Unveiling the transformation of CoNi hydroxides to CoNiFe layered double hydroxides with implications for electron modulation in one-step coprecipitation for efficient oxygen evolution electrocatalysis

Abstract

It is a significant challenge to achieve state-of-the-art trimetallic layered double hydroxide (LDH) electrocatalysts with high activity and stability in the oxygen evolution reaction (OER) without compromising conductivity.
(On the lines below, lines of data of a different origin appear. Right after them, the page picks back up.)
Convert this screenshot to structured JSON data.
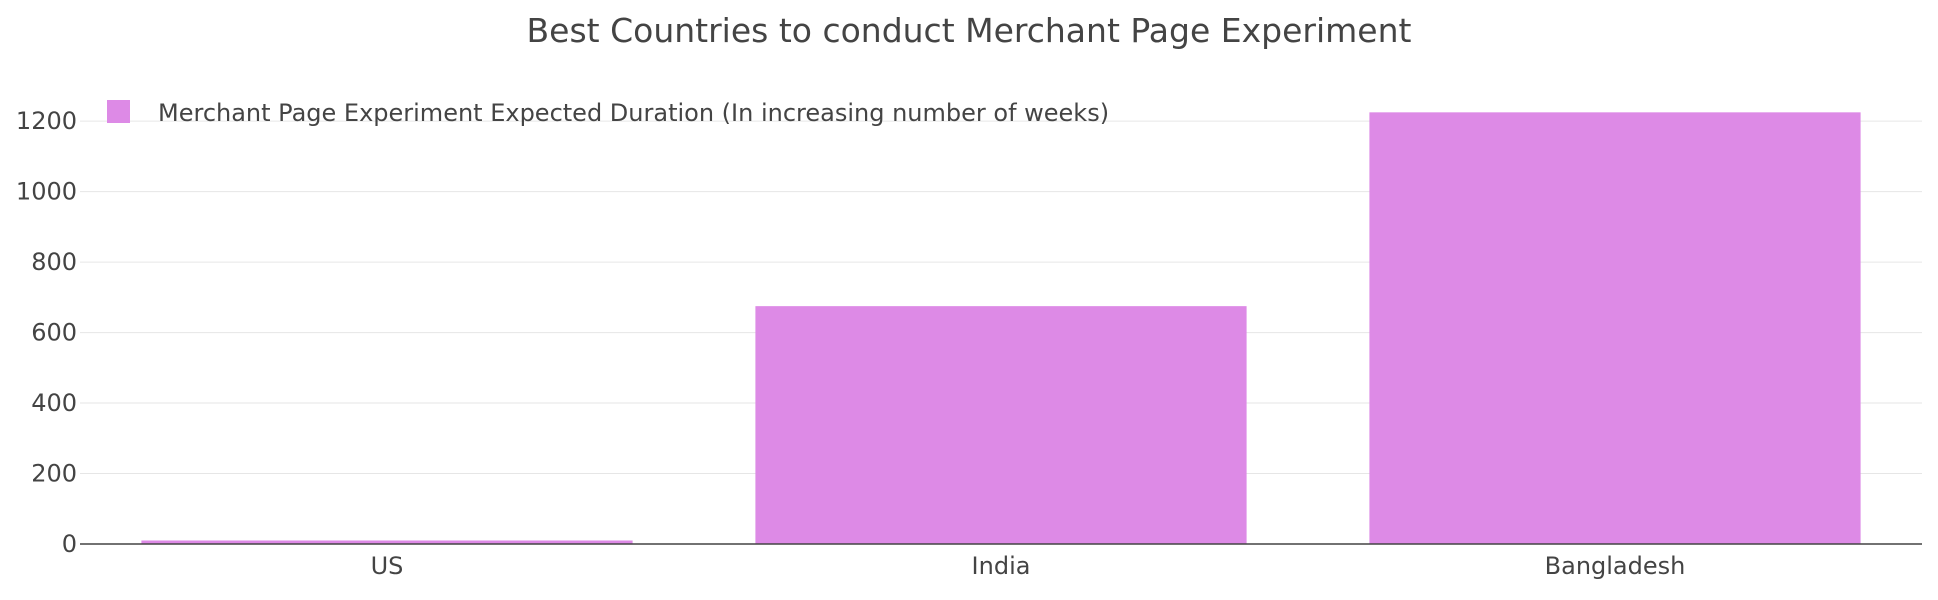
{
  "chart_data": {
    "type": "bar",
    "title": "Best Countries to conduct Merchant Page Experiment",
    "xlabel": "",
    "ylabel": "",
    "categories": [
      "US",
      "India",
      "Bangladesh"
    ],
    "series": [
      {
        "name": "Merchant Page Experiment Expected Duration (In increasing number of weeks)",
        "values": [
          10,
          675,
          1225
        ],
        "color": "#dd8ae6"
      }
    ],
    "ylim": [
      0,
      1260
    ],
    "yticks": [
      0,
      200,
      400,
      600,
      800,
      1000,
      1200
    ],
    "grid": true,
    "legend": "top-left"
  }
}
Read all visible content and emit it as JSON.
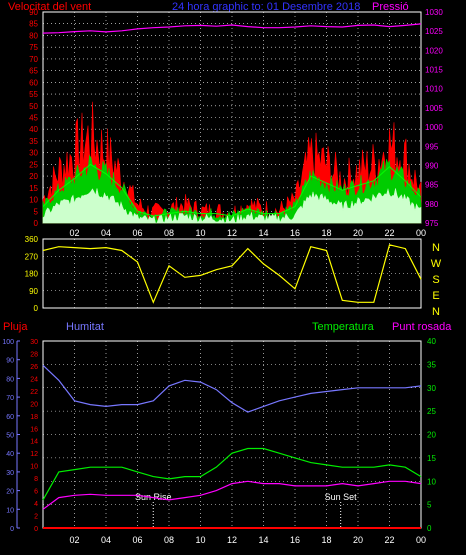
{
  "colors": {
    "background": "#000000",
    "grid": "#ffffff",
    "wind": "#ff0000",
    "wind_avg": "#00cc00",
    "wind_low": "#ccffcc",
    "pressure": "#ff00ff",
    "direction": "#ffff00",
    "rain": "#ff0000",
    "humidity": "#7777ff",
    "temperature": "#00ee00",
    "dewpoint": "#ff00ff",
    "title": "#3333ff",
    "sun": "#ffffff"
  },
  "chart_data": [
    {
      "type": "line",
      "panel": "wind",
      "title": "24 hora graphic to: 01 Desembre 2018",
      "left_label": "Velocitat del vent",
      "right_label": "Pressió",
      "x_ticks": [
        "02",
        "04",
        "06",
        "08",
        "10",
        "12",
        "14",
        "16",
        "18",
        "20",
        "22",
        "00"
      ],
      "y_left": {
        "min": 0,
        "max": 90,
        "ticks": [
          0,
          5,
          10,
          15,
          20,
          25,
          30,
          35,
          40,
          45,
          50,
          55,
          60,
          65,
          70,
          75,
          80,
          85,
          90
        ]
      },
      "y_right": {
        "min": 975,
        "max": 1030,
        "ticks": [
          975,
          980,
          985,
          990,
          995,
          1000,
          1005,
          1010,
          1015,
          1020,
          1025,
          1030
        ]
      },
      "x": [
        0,
        1,
        2,
        3,
        4,
        5,
        6,
        7,
        8,
        9,
        10,
        11,
        12,
        13,
        14,
        15,
        16,
        17,
        18,
        19,
        20,
        21,
        22,
        23,
        24
      ],
      "series": [
        {
          "key": "gust",
          "values": [
            10,
            22,
            30,
            37,
            30,
            20,
            8,
            4,
            6,
            8,
            5,
            5,
            4,
            8,
            6,
            5,
            10,
            28,
            25,
            18,
            22,
            25,
            33,
            28,
            13
          ],
          "axis": "left"
        },
        {
          "key": "avg",
          "values": [
            7,
            14,
            19,
            25,
            21,
            15,
            5,
            3,
            4,
            5,
            4,
            4,
            3,
            6,
            4,
            4,
            7,
            20,
            17,
            14,
            16,
            18,
            24,
            18,
            11
          ],
          "axis": "left"
        },
        {
          "key": "low",
          "values": [
            3,
            8,
            10,
            15,
            12,
            7,
            2,
            1,
            2,
            3,
            2,
            2,
            1,
            3,
            2,
            2,
            3,
            12,
            10,
            7,
            9,
            11,
            14,
            10,
            5
          ],
          "axis": "left"
        },
        {
          "key": "pressure",
          "values": [
            1024.5,
            1024.6,
            1024.9,
            1025.1,
            1024.8,
            1025.1,
            1025.6,
            1025.9,
            1026.1,
            1026.4,
            1026.5,
            1026.3,
            1026.6,
            1026.2,
            1025.9,
            1025.9,
            1026.1,
            1026.4,
            1026.2,
            1026.1,
            1026.5,
            1026.6,
            1026.2,
            1026.5,
            1026.9
          ],
          "axis": "right"
        }
      ]
    },
    {
      "type": "line",
      "panel": "direction",
      "y": {
        "min": 0,
        "max": 360,
        "ticks": [
          0,
          90,
          180,
          270,
          360
        ]
      },
      "right_labels": [
        "N",
        "W",
        "S",
        "E",
        "N"
      ],
      "x": [
        0,
        1,
        2,
        3,
        4,
        5,
        6,
        7,
        8,
        9,
        10,
        11,
        12,
        13,
        14,
        15,
        16,
        17,
        18,
        19,
        20,
        21,
        22,
        23,
        24
      ],
      "values": [
        300,
        320,
        315,
        310,
        315,
        300,
        240,
        30,
        220,
        160,
        170,
        200,
        220,
        310,
        230,
        170,
        100,
        320,
        300,
        40,
        30,
        30,
        330,
        310,
        150
      ]
    },
    {
      "type": "line",
      "panel": "climate",
      "labels": [
        "Pluja",
        "Humitat",
        "Temperatura",
        "Punt rosada"
      ],
      "y_rain": {
        "min": 0,
        "max": 30,
        "ticks": [
          0,
          2,
          4,
          6,
          8,
          10,
          12,
          14,
          16,
          18,
          20,
          22,
          24,
          26,
          28,
          30
        ]
      },
      "y_humidity": {
        "min": 0,
        "max": 100,
        "ticks": [
          0,
          10,
          20,
          30,
          40,
          50,
          60,
          70,
          80,
          90,
          100
        ]
      },
      "y_temp": {
        "min": 0,
        "max": 40,
        "ticks": [
          0,
          5,
          10,
          15,
          20,
          25,
          30,
          35,
          40
        ]
      },
      "sun_rise_label": "Sun Rise",
      "sun_set_label": "Sun Set",
      "sun_rise_hour": 7.0,
      "sun_set_hour": 18.9,
      "x": [
        0,
        1,
        2,
        3,
        4,
        5,
        6,
        7,
        8,
        9,
        10,
        11,
        12,
        13,
        14,
        15,
        16,
        17,
        18,
        19,
        20,
        21,
        22,
        23,
        24
      ],
      "series": [
        {
          "key": "humidity",
          "values": [
            87,
            79,
            68,
            66,
            65,
            66,
            66,
            68,
            76,
            79,
            78,
            74,
            67,
            62,
            65,
            68,
            70,
            72,
            73,
            74,
            75,
            75,
            75,
            75,
            76
          ]
        },
        {
          "key": "temperature",
          "values": [
            6,
            12,
            12.5,
            13,
            13,
            13,
            12,
            11,
            10.5,
            11,
            11,
            13,
            16,
            17,
            17,
            16,
            15,
            14,
            13.5,
            13,
            13,
            13,
            13.5,
            13,
            11
          ]
        },
        {
          "key": "dewpoint",
          "values": [
            4,
            6.5,
            7,
            7.2,
            7,
            7,
            7,
            6.5,
            6,
            6.5,
            7,
            8,
            9.5,
            10,
            9.5,
            9.5,
            9,
            9,
            9,
            9.5,
            9,
            9.5,
            10,
            10,
            9.5
          ]
        },
        {
          "key": "rain",
          "values": [
            0,
            0,
            0,
            0,
            0,
            0,
            0,
            0,
            0,
            0,
            0,
            0,
            0,
            0,
            0,
            0,
            0,
            0,
            0,
            0,
            0,
            0,
            0,
            0,
            0
          ]
        }
      ]
    }
  ]
}
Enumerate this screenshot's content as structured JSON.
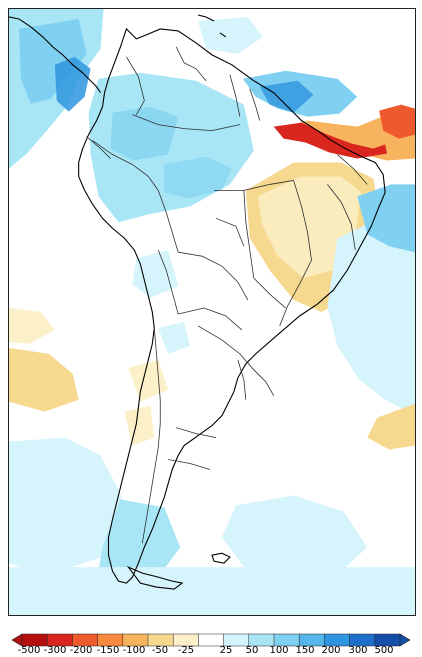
{
  "colorbar": {
    "labels": [
      "-500",
      "-300",
      "-200",
      "-150",
      "-100",
      "-50",
      "-25",
      "25",
      "50",
      "100",
      "150",
      "200",
      "300",
      "500"
    ],
    "colors": [
      "#b40f0f",
      "#d9261f",
      "#ee5a2d",
      "#f78a3d",
      "#f7b35d",
      "#f6d98f",
      "#fbf0c8",
      "#ffffff",
      "#d6f4fb",
      "#a8e6f6",
      "#7fd0f1",
      "#56b6ea",
      "#2f95de",
      "#1f6fc9",
      "#144ea8"
    ]
  },
  "map": {
    "colors": {
      "coast": "#000000",
      "border": "#2f2f2f",
      "light_blue": "#d6f4fb",
      "mid_blue": "#a8e6f6",
      "blue": "#7fd0f1",
      "deep_blue": "#2f95de",
      "light_yellow": "#fbf0c8",
      "yellow": "#f6d98f",
      "orange": "#f7b35d",
      "deep_orange": "#ee5a2d",
      "red": "#d9261f"
    }
  }
}
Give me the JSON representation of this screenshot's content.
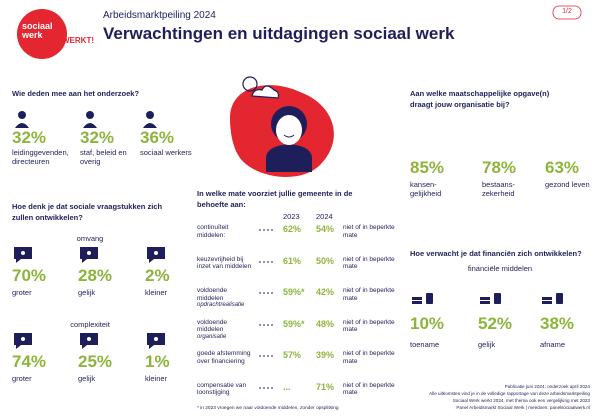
{
  "header": {
    "logo": {
      "line1": "sociaal",
      "line2": "werk",
      "tagline": "WERKT!"
    },
    "subtitle": "Arbeidsmarktpeiling 2024",
    "title": "Verwachtingen en uitdagingen sociaal werk",
    "page": "1/2"
  },
  "participants": {
    "question": "Wie deden mee aan het onderzoek?",
    "items": [
      {
        "value": "32%",
        "label": "leidinggevenden, directeuren"
      },
      {
        "value": "32%",
        "label": "staf, beleid en overig"
      },
      {
        "value": "36%",
        "label": "sociaal werkers"
      }
    ]
  },
  "social_issues": {
    "question": "Hoe denk je dat sociale vraagstukken zich zullen ontwikkelen?",
    "groups": [
      {
        "title": "omvang",
        "items": [
          {
            "value": "70%",
            "label": "groter"
          },
          {
            "value": "28%",
            "label": "gelijk"
          },
          {
            "value": "2%",
            "label": "kleiner"
          }
        ]
      },
      {
        "title": "complexiteit",
        "items": [
          {
            "value": "74%",
            "label": "groter"
          },
          {
            "value": "25%",
            "label": "gelijk"
          },
          {
            "value": "1%",
            "label": "kleiner"
          }
        ]
      }
    ]
  },
  "municipality": {
    "question": "In welke mate voorziet jullie gemeente in de behoefte aan:",
    "columns": [
      "2023",
      "2024"
    ],
    "rows": [
      {
        "label": "continuïteit middelen:",
        "value_2023": "62%",
        "value_2024": "54%",
        "note": "niet of in beperkte mate"
      },
      {
        "label": "keuzevrijheid bij inzet van middelen",
        "value_2023": "61%",
        "value_2024": "50%",
        "note": "niet of in beperkte mate"
      },
      {
        "label": "voldoende middelen",
        "sublabel": "opdrachtrealisatie",
        "value_2023": "59%*",
        "value_2024": "42%",
        "note": "niet of in beperkte mate"
      },
      {
        "label": "voldoende middelen",
        "sublabel": "organisatie",
        "value_2023": "59%*",
        "value_2024": "48%",
        "note": "niet of in beperkte mate"
      },
      {
        "label": "goede afstemming over financiering",
        "value_2023": "57%",
        "value_2024": "39%",
        "note": "niet of in beperkte mate"
      },
      {
        "label": "compensatie van loonstijging",
        "value_2023": "...",
        "value_2024": "71%",
        "note": "niet of in beperkte mate"
      }
    ],
    "footnote": "* in 2023 vroegen we naar voldoende middelen, zonder opsplitsing"
  },
  "societal_tasks": {
    "question": "Aan welke maatschappelijke opgave(n) draagt jouw organisatie bij?",
    "items": [
      {
        "value": "85%",
        "label": "kansen-gelijkheid"
      },
      {
        "value": "78%",
        "label": "bestaans-zekerheid"
      },
      {
        "value": "63%",
        "label": "gezond leven"
      }
    ]
  },
  "finances": {
    "question": "Hoe verwacht je dat financiën zich ontwikkelen?",
    "subtitle": "financiële middelen",
    "items": [
      {
        "value": "10%",
        "label": "toename"
      },
      {
        "value": "52%",
        "label": "gelijk"
      },
      {
        "value": "38%",
        "label": "afname"
      }
    ]
  },
  "footer": {
    "lines": [
      "Publicatie juni 2024; onderzoek april 2024",
      "Alle uitkomsten vind je in de volledige rapportage van deze arbeidsmarktpeiling",
      "Sociaal Werk werkt 2024, met thema ook een vergelijking met 2023",
      "Panel Arbeidsmarkt Sociaal Werk | meedoen: panelsociaalwerk.nl"
    ]
  }
}
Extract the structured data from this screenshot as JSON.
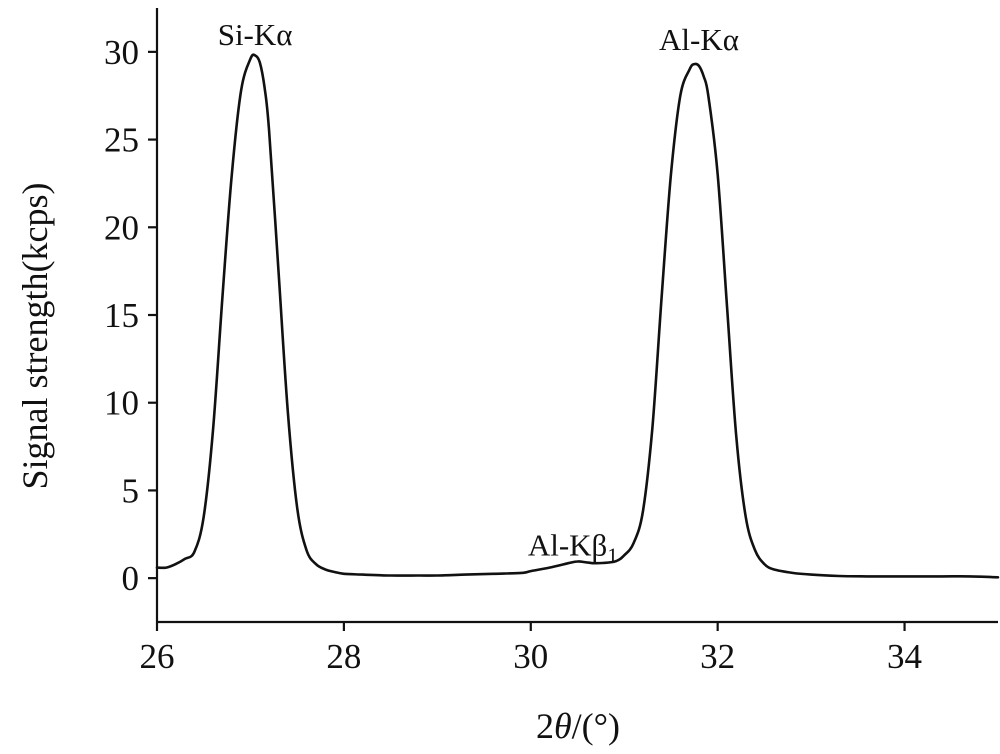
{
  "chart_data": {
    "type": "line",
    "xlabel": "2θ/(°)",
    "ylabel": "Signal strength(kcps)",
    "xlim": [
      26,
      35
    ],
    "ylim": [
      -2.5,
      32.5
    ],
    "x_ticks": [
      26,
      28,
      30,
      32,
      34
    ],
    "y_ticks": [
      0,
      5,
      10,
      15,
      20,
      25,
      30
    ],
    "grid": false,
    "legend": "none",
    "line_color": "#111111",
    "series": [
      {
        "x": [
          26.0,
          26.1,
          26.2,
          26.3,
          26.4,
          26.5,
          26.6,
          26.7,
          26.8,
          26.9,
          27.0,
          27.05,
          27.1,
          27.15,
          27.2,
          27.3,
          27.4,
          27.5,
          27.6,
          27.7,
          27.8,
          27.9,
          28.0,
          28.2,
          28.5,
          28.8,
          29.0,
          29.3,
          29.6,
          29.9,
          30.0,
          30.2,
          30.4,
          30.5,
          30.6,
          30.7,
          30.9,
          31.0,
          31.1,
          31.2,
          31.3,
          31.4,
          31.5,
          31.6,
          31.7,
          31.75,
          31.8,
          31.85,
          31.9,
          32.0,
          32.1,
          32.2,
          32.3,
          32.4,
          32.5,
          32.6,
          32.8,
          33.0,
          33.3,
          33.6,
          34.0,
          34.4,
          34.7,
          35.0
        ],
        "y": [
          0.6,
          0.6,
          0.8,
          1.1,
          1.5,
          3.5,
          8.5,
          16.0,
          23.0,
          27.8,
          29.6,
          29.8,
          29.4,
          28.0,
          25.5,
          17.5,
          9.5,
          4.0,
          1.6,
          0.8,
          0.5,
          0.35,
          0.25,
          0.2,
          0.15,
          0.15,
          0.15,
          0.2,
          0.25,
          0.3,
          0.4,
          0.6,
          0.85,
          0.95,
          0.9,
          0.85,
          0.95,
          1.3,
          2.0,
          3.8,
          8.5,
          16.0,
          23.0,
          27.5,
          29.0,
          29.3,
          29.2,
          28.6,
          27.5,
          23.0,
          15.5,
          8.0,
          3.5,
          1.6,
          0.8,
          0.5,
          0.3,
          0.2,
          0.12,
          0.1,
          0.1,
          0.1,
          0.1,
          0.05
        ]
      }
    ],
    "annotations": [
      {
        "text": "Si-Kα",
        "x": 27.05,
        "y": 30.4
      },
      {
        "text": "Al-Kβ",
        "sub": "1",
        "x": 30.45,
        "y": 1.3
      },
      {
        "text": "Al-Kα",
        "x": 31.8,
        "y": 30.1
      }
    ]
  }
}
This can be overcome by fine-tuning the local structure and electron modulation in the materials. Herein, we report the one-pot synthesis of CoNiFeLDH using a coprecipitation method under ambient conditions, and determine the metal ion substitution, crystal phase transformation and electronic rearrangement upon the introduction of relatively highly electronegative iron into CoNi hydroxides. CoNiFeLDH was evolved as a sheet-like structure, as shown by TEM analysis, and exhibited an increased surface area of 185 m² g⁻¹, around 2.85 times higher than that of CoNi hydroxide (65 m² g⁻¹). In OER electrolysis, the material exhibited a reduced overpotential of 280 mV at 10 mA cm⁻², 73 mV lower than that of CoNi hydroxides, and exhibited a high turnover frequency (TOF) of 2.6 s⁻¹. The superior activity of CoNiFeLDH was also assessed using the decreased Tafel slope of 60 mV dec⁻¹, impressive mass activity of 737 A g⁻¹ at a 350 mV overpotential and high stability in constant current electrolysis for 12 h. The facile electron delocalisation routes in Fe–O–Ni and Fe–O–Co and a high surface area of CoNiFeLDH are reasons for the enhanced OER activity.